In January, the West Virginia Public Service Commission held a public hearing on Mon Power and Potomac Edison’s proposal to drastically reduce the amount that solar producers are paid for the power they generate. A compromise was reached to (1) grandfather existing solar producers in to the one to one net metering rate, and (2) to set a new rate of $.09343/kWh for interconnections made after January 1, 2025.  For further details on the compromise read John McFerrin’s story here.

Orphaned Gas Well Responsibility: to require bonds to be set before drilling begins to cover plugging costs for gas wells that are abandoned or orphaned.  

SB532, the Orphan Oil and Gas Well Prevention Act of 2024 (similar to HB5414) was introduced by Senator Smith. Unfortunately, this bill did not move out of committee and so is dead for this session.

Community Solar: to promote access to affordable renewable energy through a solar facility subscription service.

Several bills have been introduced to help move the state forward with Community Solar opportunities.  All were stalled in committee, continued victims of the coal lobby.  Passage this year is again unlikely.

Other bills we have been monitoring:

SB171 – Prohibiting county commissions from adopting authorization that exceeds state law regarding agriculture operations. This bill was passed and signed by the Governor. It will centralize power at the state level and eliminate local government’s ability to protect residents, businesses and farmers.
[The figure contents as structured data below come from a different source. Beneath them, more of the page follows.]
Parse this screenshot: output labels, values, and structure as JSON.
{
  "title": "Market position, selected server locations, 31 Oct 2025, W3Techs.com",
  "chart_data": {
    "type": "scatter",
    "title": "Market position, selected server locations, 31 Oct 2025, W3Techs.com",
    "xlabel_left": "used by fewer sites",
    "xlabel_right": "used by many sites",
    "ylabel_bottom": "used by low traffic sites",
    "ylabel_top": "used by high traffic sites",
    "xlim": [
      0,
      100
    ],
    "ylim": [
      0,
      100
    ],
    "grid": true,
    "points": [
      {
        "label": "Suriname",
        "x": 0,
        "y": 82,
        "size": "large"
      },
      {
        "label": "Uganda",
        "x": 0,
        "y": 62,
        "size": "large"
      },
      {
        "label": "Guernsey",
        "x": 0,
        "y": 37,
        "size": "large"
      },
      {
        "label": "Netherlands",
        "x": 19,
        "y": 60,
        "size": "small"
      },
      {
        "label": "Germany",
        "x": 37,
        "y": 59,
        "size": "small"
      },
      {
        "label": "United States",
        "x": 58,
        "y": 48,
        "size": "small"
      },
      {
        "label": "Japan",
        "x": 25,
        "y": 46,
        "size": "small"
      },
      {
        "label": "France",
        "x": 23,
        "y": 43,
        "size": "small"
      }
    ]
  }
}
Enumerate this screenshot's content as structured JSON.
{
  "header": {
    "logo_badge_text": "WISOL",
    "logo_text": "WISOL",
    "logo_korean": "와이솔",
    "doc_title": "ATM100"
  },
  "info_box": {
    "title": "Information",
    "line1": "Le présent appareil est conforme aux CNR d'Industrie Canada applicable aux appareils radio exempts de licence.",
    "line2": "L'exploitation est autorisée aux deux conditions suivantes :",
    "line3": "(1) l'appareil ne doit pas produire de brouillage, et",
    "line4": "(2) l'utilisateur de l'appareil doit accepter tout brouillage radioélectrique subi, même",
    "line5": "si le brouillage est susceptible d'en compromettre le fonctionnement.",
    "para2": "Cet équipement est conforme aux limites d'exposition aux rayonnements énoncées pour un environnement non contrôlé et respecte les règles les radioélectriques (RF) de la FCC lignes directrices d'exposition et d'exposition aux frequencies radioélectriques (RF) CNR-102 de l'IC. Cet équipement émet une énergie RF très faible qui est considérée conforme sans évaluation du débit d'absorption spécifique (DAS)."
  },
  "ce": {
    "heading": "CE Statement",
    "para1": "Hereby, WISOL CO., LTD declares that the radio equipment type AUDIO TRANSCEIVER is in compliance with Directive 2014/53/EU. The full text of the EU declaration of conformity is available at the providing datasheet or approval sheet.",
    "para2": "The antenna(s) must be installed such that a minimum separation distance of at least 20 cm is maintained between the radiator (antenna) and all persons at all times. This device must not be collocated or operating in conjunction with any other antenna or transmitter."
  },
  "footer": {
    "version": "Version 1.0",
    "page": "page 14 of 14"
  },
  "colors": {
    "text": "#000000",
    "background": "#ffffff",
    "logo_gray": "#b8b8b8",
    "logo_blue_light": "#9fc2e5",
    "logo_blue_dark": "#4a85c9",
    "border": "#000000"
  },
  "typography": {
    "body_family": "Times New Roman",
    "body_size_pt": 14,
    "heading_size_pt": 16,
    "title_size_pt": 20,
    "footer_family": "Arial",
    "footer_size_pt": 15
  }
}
This unfortunate power grab by the state will make citizen efforts to fight unwanted local projects even harder than before.  

HB5018 – To provide for Department of Environmental Protection oversight and authority governing community air monitoring programs. So far, this dangerous bill, which was passed by the House, has stalled in the Senate. Many thanks to everyone who testified at the House public hearing, and sent emails and phone calls to your Legislators.

SB688 – Authorizing director of Division of Forestry to contract and manage forest land.  This bill would allow the Division of Forestry and the Division of Natural Resources to “contract for the management of state owned and leased forests and wooded lands for purposes of preventing wildfires.” We are very concerned that this would open state parks and forests to large scale timbering, in the name of forest fire prevention. The bill was passed by the Senate and is currently with the House Government Organization Committee.

SB618 – Authorizing Division of Forestry to administer certain exchange program. This bill would authorize the Division of Forestry to set up a statewide carbon credit exchange program for all forested property in the state. It would supersede all voluntary forest carbon credit programs currently in effect, taking away landowner rights. It has passed the Senate and is with the House Finance Committee.